A 6% performance improvement is hardly worth a 15% price increase, but the above chart also includes the $180 worth of liquid-cooling hardware that we added to make the LCS AXR9 290X function. If you already own a large enough loop to add this card, you’ll find value parity between PowerColor's $800 board and the $700 air-cooled retail card when you add them both to a $1200 system.

Amazingly, the price-per-performance of the card alone is similar to its value when added with a $180 pump and radiator combo to a $1200 PC.

The real added value of liquid-cooling a Radeon R9 290X doesn't necessarily come from increased performance though, but decreased noise.

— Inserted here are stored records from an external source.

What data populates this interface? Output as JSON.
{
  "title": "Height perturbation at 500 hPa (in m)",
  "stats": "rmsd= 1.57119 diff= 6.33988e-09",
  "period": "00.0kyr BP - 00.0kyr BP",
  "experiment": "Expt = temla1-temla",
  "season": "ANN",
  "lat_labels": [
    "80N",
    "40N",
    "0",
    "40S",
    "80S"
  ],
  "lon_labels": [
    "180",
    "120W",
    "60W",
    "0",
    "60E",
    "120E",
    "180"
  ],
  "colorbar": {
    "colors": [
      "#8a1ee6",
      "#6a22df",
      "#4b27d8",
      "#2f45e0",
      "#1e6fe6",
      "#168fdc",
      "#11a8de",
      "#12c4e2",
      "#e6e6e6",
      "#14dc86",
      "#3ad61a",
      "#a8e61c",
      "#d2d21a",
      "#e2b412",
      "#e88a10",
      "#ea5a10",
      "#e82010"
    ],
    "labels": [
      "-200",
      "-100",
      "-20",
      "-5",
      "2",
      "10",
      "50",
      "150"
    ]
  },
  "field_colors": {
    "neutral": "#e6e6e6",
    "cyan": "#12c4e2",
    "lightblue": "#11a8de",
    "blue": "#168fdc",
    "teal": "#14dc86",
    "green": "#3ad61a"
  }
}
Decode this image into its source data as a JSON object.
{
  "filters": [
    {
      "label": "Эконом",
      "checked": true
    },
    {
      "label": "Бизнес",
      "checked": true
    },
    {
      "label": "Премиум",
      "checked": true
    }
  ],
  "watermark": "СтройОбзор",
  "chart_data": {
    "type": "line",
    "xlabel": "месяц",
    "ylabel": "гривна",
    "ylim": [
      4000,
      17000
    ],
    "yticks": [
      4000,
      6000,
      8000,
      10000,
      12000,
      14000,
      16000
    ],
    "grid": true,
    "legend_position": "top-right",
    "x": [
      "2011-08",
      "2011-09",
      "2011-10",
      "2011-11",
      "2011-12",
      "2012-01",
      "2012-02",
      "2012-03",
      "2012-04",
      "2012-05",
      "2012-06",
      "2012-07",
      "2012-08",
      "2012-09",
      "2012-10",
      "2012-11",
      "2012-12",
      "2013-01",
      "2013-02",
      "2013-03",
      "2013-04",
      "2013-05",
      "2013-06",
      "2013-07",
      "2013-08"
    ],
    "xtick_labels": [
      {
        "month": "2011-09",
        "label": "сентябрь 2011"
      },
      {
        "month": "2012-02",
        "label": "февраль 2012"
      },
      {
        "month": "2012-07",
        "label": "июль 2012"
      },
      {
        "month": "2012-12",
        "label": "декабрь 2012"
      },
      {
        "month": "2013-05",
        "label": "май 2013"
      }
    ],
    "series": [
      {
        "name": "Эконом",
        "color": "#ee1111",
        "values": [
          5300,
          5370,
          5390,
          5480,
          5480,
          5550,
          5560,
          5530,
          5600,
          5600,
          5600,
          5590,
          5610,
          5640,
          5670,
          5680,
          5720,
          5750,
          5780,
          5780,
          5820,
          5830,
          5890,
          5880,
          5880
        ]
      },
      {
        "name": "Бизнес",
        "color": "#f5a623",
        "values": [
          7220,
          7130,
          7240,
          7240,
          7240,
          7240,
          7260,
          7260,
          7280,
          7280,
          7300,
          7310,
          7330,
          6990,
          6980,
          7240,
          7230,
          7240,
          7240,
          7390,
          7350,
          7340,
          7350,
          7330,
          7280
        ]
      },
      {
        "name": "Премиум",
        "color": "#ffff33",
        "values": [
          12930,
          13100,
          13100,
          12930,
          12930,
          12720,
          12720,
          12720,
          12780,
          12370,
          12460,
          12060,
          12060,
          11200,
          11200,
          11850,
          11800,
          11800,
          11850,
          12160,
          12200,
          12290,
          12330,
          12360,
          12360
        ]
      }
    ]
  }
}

You can get most of the speed-up by simply turning up the clock rates and cranking the fan speed on an air-cooled card to annoying levels. Unfortunately, the worth of less noise depends on the liquid-cooling components you're using, making any attempt to quantify this completely arbitrary. Our charts are the closest approximation we can find without dollars-to-noise compensation.

The liquid-cooling sink used on PowerColor’s LCS AXR9 290X is definitely worth something over AMD’s maligned reference heat sink and fan, but is the card ultimately worth $800? We believe that all Radeon R9 290X graphics cards are currently overpriced, unless you’re making money off them in crypto-currency mining, in which case there's a good chance you're getting hammered on power costs. Really though, any Hawaii-based card has the potential to re-emerge a value leader once supply catches back up to demand. 

Sidestepping the question of value, which market forces affect on an almost-daily basis, we find that it's better to ask if we'd spend an extra 14% to rid ourselves of the reference card’s heat and noise issues. The answer is an easy yes.